A2VI Lab, Dept. of Life, Health and Environmental Sciences, University of L'Aquila, Via Vetoio 1, L'Aquila, 67100, Italy.
Dept. Computer Science, Sapienza University of Rome, Via Salaria 113, Rome, 00198, Italy.
Comput Biol Med. 2021 May;132:104347. doi: 10.1016/j.compbiomed.2021.104347. Epub 2021 Mar 26.
Electroencephalography (EEG) measures the electrical brain activity in real-time by using sensors placed on the scalp. Artifacts due to eye movements and blinking, muscular/cardiac activity and generic electrical disturbances, have to be recognized and eliminated to allow a correct interpretation of the Useful Brain Signals (UBS). Independent Component Analysis (ICA) is effective to split the signal into Independent Components (IC) whose re-projection on 2D topographies of the scalp (images also called Topoplots) allows to recognize/separate artifacts and UBS. Topoplot analysis, a gold standard for EEG, is usually carried out offline either visually by human experts or through automated strategies, both unenforceable when a fast response is required as in online Brain-Computer Interfaces (BCI). We present a fully automatic, effective, fast, scalable framework for artifacts recognition from EEG signals represented in IC Topoplots to be used in online BCI.

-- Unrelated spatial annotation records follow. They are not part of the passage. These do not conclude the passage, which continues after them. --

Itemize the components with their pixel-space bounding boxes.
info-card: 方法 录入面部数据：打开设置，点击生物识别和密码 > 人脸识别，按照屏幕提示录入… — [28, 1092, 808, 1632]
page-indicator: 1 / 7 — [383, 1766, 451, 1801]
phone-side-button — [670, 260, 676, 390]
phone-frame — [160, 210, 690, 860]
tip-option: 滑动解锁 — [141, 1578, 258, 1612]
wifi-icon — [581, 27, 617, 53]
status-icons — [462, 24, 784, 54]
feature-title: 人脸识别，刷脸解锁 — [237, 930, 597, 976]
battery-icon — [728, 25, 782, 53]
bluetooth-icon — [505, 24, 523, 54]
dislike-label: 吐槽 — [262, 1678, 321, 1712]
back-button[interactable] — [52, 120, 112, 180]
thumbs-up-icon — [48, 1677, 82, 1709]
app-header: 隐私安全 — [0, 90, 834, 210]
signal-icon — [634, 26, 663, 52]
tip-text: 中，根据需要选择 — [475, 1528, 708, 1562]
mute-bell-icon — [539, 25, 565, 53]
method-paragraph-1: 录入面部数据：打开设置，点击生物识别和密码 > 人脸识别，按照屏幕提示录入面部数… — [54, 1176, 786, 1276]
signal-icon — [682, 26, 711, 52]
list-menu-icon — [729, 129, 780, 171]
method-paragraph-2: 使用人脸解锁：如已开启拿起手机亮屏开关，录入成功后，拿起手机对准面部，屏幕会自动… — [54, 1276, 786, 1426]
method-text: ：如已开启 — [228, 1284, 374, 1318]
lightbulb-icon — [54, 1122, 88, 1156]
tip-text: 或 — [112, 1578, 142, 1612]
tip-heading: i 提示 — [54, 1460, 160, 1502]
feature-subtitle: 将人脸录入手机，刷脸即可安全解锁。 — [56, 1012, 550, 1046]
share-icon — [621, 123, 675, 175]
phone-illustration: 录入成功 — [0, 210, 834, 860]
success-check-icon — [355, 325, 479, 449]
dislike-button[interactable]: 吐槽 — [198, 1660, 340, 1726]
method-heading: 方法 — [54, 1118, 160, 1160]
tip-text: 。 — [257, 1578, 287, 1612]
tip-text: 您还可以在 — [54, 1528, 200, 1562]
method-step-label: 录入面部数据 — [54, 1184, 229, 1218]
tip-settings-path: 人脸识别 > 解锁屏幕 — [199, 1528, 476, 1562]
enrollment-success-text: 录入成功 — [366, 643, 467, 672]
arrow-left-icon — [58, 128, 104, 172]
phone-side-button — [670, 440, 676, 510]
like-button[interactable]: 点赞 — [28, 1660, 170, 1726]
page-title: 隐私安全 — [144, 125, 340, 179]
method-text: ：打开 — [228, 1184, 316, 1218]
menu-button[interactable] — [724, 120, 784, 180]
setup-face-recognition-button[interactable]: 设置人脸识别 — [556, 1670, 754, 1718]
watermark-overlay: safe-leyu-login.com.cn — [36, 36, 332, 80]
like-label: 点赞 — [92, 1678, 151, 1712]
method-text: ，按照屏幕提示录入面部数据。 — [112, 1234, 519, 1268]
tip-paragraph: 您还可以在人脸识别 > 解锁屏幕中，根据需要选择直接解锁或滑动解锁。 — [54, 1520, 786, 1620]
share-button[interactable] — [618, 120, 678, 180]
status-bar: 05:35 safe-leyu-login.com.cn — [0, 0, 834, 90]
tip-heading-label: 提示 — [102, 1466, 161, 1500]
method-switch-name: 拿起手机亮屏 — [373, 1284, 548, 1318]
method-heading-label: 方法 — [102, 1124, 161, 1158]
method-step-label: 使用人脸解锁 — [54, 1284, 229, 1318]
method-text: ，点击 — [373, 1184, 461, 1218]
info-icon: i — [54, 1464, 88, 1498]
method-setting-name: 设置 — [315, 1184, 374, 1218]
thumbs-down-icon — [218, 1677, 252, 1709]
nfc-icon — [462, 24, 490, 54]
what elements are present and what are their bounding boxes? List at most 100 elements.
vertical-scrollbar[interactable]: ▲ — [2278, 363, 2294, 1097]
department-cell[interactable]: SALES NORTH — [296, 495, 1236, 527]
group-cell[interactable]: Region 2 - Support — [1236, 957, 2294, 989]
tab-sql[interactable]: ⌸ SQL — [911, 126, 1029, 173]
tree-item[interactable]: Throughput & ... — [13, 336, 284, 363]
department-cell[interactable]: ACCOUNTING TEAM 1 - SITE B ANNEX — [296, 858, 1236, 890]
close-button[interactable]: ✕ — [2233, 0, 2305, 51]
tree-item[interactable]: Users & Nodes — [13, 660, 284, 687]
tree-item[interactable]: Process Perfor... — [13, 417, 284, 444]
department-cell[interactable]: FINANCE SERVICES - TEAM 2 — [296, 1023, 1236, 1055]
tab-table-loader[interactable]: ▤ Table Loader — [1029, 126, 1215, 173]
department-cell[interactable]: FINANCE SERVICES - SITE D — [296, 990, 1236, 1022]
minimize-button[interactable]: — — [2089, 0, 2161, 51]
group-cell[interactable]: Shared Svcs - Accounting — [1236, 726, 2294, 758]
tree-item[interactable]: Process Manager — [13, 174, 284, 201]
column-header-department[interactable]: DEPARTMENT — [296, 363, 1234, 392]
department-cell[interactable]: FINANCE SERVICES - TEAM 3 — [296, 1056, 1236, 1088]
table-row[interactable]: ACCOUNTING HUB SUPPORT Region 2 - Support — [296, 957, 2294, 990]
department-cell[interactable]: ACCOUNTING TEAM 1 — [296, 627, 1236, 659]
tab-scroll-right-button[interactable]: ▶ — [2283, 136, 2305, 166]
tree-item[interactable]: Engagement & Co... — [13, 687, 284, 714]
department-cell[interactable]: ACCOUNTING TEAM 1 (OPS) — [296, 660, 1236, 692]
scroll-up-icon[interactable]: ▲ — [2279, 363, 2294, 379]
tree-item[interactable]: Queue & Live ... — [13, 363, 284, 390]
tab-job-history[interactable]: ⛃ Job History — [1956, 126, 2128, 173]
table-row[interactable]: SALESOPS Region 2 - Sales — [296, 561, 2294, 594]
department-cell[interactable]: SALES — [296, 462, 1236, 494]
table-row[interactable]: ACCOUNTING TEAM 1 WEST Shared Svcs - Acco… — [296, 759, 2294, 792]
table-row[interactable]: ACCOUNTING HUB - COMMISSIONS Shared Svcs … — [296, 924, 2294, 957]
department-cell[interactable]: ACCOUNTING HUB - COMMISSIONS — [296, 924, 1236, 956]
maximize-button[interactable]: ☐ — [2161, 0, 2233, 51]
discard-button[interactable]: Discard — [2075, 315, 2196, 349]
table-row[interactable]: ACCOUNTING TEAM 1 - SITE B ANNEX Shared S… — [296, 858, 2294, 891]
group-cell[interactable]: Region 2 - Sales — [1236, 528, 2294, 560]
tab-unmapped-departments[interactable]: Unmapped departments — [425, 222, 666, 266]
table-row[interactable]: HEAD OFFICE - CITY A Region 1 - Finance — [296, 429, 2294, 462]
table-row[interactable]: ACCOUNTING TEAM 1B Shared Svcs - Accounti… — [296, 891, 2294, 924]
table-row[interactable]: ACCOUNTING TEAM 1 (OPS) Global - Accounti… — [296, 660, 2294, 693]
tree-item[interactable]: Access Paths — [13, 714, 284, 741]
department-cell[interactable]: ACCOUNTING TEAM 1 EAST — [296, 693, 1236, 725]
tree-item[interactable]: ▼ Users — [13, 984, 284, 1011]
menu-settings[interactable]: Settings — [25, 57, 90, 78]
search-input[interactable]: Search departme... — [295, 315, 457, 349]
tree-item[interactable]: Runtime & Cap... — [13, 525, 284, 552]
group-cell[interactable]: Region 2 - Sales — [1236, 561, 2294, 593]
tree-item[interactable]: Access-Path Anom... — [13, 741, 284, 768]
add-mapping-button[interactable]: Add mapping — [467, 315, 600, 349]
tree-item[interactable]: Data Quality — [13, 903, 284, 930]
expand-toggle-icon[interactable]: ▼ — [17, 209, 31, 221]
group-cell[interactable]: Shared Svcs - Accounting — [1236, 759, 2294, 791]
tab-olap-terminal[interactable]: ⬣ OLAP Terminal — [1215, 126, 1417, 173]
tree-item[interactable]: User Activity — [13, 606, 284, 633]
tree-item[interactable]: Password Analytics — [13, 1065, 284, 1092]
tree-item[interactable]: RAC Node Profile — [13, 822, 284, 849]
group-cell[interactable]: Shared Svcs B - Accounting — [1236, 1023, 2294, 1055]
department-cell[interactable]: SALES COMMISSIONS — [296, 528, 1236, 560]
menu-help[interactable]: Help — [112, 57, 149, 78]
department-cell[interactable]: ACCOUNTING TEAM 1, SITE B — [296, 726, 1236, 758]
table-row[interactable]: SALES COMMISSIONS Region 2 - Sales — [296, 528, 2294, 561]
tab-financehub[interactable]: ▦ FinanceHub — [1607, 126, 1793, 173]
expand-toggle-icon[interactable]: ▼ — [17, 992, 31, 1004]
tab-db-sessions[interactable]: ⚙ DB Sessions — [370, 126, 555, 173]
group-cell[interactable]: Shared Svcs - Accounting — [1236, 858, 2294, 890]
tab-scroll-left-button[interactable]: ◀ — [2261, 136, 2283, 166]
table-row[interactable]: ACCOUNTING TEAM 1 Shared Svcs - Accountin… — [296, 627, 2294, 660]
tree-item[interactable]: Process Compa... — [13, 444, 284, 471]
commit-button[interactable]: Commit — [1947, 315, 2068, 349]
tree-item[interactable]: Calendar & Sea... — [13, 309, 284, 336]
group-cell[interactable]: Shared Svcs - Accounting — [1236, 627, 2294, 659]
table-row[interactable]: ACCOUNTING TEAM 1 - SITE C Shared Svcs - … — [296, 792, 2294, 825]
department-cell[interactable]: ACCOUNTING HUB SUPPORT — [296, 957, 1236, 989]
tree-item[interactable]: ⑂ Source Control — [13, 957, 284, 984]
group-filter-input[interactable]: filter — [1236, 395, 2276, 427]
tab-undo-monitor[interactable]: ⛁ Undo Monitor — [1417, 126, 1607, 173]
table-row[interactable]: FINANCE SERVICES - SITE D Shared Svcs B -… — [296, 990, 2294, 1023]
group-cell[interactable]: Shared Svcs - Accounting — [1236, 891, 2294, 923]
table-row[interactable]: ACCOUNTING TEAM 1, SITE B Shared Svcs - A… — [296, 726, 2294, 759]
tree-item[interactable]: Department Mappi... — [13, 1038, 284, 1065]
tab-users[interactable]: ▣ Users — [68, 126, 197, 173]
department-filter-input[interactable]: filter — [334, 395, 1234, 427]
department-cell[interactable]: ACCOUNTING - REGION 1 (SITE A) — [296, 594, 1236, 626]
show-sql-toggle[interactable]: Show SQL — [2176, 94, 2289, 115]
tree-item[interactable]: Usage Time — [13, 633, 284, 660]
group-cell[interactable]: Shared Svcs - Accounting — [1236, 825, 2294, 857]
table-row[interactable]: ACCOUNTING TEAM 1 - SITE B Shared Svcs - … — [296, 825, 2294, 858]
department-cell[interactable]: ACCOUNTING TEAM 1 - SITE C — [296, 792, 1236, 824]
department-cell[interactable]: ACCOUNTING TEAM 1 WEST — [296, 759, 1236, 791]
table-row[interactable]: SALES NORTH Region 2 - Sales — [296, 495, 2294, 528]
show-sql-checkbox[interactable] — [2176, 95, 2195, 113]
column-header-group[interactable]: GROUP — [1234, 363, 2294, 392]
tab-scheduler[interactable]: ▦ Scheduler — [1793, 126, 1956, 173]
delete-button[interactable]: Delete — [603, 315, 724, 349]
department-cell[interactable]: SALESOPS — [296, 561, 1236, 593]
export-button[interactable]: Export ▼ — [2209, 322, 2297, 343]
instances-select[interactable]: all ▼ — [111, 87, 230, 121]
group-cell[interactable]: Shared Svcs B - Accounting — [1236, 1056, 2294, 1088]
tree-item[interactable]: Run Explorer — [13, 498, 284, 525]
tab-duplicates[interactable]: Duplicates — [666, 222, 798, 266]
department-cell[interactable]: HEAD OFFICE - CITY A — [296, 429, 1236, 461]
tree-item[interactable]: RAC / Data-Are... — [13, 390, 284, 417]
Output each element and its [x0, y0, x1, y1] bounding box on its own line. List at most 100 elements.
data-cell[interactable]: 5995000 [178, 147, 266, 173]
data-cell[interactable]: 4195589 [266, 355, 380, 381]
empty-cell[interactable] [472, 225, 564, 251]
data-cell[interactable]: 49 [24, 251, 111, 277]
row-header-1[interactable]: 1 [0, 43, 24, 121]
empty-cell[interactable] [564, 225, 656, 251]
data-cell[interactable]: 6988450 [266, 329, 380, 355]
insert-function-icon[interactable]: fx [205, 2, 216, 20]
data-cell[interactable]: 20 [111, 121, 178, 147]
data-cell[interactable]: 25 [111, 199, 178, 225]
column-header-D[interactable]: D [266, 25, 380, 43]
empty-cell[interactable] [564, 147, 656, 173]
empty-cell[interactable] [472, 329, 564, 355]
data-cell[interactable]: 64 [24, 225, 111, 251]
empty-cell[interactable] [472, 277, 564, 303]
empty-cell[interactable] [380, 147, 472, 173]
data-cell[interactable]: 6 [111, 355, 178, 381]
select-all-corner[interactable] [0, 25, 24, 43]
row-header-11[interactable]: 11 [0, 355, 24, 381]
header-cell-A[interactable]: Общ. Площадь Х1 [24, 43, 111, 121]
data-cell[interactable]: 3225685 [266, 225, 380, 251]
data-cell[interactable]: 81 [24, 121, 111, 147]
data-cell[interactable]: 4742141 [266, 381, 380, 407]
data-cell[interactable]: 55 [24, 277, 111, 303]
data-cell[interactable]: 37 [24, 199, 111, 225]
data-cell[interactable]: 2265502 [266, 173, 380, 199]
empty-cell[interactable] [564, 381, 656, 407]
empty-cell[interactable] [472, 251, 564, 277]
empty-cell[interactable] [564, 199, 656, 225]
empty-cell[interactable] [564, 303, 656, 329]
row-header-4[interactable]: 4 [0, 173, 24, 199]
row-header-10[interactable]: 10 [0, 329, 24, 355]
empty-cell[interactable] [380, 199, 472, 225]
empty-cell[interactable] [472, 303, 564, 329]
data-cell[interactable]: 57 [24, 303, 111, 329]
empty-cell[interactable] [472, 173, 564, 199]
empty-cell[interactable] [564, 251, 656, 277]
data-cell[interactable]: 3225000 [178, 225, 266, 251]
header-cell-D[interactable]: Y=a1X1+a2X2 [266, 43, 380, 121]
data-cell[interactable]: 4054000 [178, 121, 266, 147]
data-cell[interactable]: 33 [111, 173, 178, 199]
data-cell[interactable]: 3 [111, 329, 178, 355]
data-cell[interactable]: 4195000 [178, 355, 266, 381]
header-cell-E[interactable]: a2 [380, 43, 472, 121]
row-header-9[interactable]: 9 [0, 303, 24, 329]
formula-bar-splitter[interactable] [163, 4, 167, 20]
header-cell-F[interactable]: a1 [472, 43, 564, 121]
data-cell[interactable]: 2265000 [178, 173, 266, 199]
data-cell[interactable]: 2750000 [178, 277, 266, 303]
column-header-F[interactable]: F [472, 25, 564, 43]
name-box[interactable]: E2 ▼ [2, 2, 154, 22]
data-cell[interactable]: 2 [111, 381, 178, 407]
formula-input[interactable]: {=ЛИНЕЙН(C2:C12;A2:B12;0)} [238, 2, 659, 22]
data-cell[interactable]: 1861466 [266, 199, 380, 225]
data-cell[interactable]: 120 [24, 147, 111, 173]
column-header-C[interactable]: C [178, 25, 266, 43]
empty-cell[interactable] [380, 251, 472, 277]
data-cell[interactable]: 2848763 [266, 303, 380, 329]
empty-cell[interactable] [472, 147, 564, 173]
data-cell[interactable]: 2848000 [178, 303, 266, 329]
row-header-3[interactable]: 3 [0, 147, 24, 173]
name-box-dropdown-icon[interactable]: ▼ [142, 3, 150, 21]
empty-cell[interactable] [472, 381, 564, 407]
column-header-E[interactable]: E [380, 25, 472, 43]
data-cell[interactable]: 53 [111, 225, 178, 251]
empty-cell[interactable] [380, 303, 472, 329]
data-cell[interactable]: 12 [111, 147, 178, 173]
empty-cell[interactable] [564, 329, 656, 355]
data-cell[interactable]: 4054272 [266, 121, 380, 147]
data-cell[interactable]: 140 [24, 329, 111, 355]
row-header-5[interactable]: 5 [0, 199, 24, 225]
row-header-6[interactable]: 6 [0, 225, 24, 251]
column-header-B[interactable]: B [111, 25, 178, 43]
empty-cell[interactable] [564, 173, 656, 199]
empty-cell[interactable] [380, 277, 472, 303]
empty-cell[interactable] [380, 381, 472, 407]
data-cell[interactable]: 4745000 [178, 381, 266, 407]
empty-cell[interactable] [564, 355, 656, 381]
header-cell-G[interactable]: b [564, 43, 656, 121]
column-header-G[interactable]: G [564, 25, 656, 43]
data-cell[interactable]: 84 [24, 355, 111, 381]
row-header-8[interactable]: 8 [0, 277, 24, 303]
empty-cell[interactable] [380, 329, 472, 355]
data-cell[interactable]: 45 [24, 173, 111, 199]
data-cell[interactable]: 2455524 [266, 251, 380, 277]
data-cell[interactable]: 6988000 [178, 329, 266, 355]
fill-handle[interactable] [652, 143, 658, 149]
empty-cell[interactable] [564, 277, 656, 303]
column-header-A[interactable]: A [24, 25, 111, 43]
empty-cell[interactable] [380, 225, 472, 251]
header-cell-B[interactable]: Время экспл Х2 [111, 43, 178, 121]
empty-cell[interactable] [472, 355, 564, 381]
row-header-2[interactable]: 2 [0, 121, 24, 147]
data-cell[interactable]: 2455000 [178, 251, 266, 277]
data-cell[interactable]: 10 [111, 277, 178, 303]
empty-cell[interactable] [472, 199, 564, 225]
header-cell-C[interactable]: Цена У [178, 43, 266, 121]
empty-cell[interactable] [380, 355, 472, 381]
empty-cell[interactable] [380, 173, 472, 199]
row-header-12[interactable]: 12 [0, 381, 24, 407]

The proposed architecture, optimized to contain three 2D Convolutional Neural Networks (CNN), divides Topoplots in 4 classes: 3 types of artifacts and UBS. The framework architecture is described and the results are presented, discussed and indirectly compared with those obtained from state-of-the-art competitive strategies.
Experiments on public EEG datasets showed overall accuracy, sensitivity and specificity greater than 98%, taking 1.4 s on a standard PC for 32 Topoplots, i.e. for an EEG system with at least 32 sensors.
The proposed framework is faster than other automatic methods based on IC analysis and fast enough to be used in EEG-based online BCI. In addition, its scalable architecture and ease of training are necessary conditions to apply it in BCI, where difficult operating conditions caused by uncontrolled muscle spasms, eye rotations or head movements, produce specific artifacts that need to be recognized and dealt with.
脑电图(EEG)通过放置在头皮上的传感器实时测量脑电活动。由于眼球运动和眨眼、肌肉/心脏活动以及一般电干扰而产生的伪迹,必须加以识别和消除,以正确解释有用脑信号(UBS)。独立成分分析(ICA)可有效地将信号分为独立成分(IC),通过将其重新投影到头皮的 2D 拓扑图(也称为 Topoplots)上,可以识别/分离伪迹和 UBS。Topoplot 分析是 EEG 的金标准,通常通过人类专家进行离线视觉分析或通过自动化策略进行分析,但在需要快速响应的情况下(如在线脑机接口(BCI)中)不可行。我们提出了一种完全自动、有效、快速、可扩展的框架,用于从 EEG 信号的 IC Topoplots 中识别伪迹,以用于在线 BCI。
所提出的架构经过优化,包含三个 2D 卷积神经网络(CNN),将 Topoplots 分为 4 类:3 种伪迹和 UBS。描述了框架架构,并展示、讨论和间接地比较了结果,与最新的竞争策略获得的结果进行比较。
在公共 EEG 数据集上的实验表明,总体准确率、灵敏度和特异性均大于 98%,在标准 PC 上处理 32 个 Topoplots 需时 1.4 秒,即对于至少 32 个传感器的 EEG 系统。
与基于 IC 分析的其他自动方法相比,所提出的框架更快,并且足够快可用于基于 EEG 的在线 BCI。此外,其可扩展的架构和易于训练是将其应用于 BCI 的必要条件,在 BCI 中,不受控制的肌肉痉挛、眼球转动或头部运动等困难的操作条件会产生需要识别和处理的特定伪迹。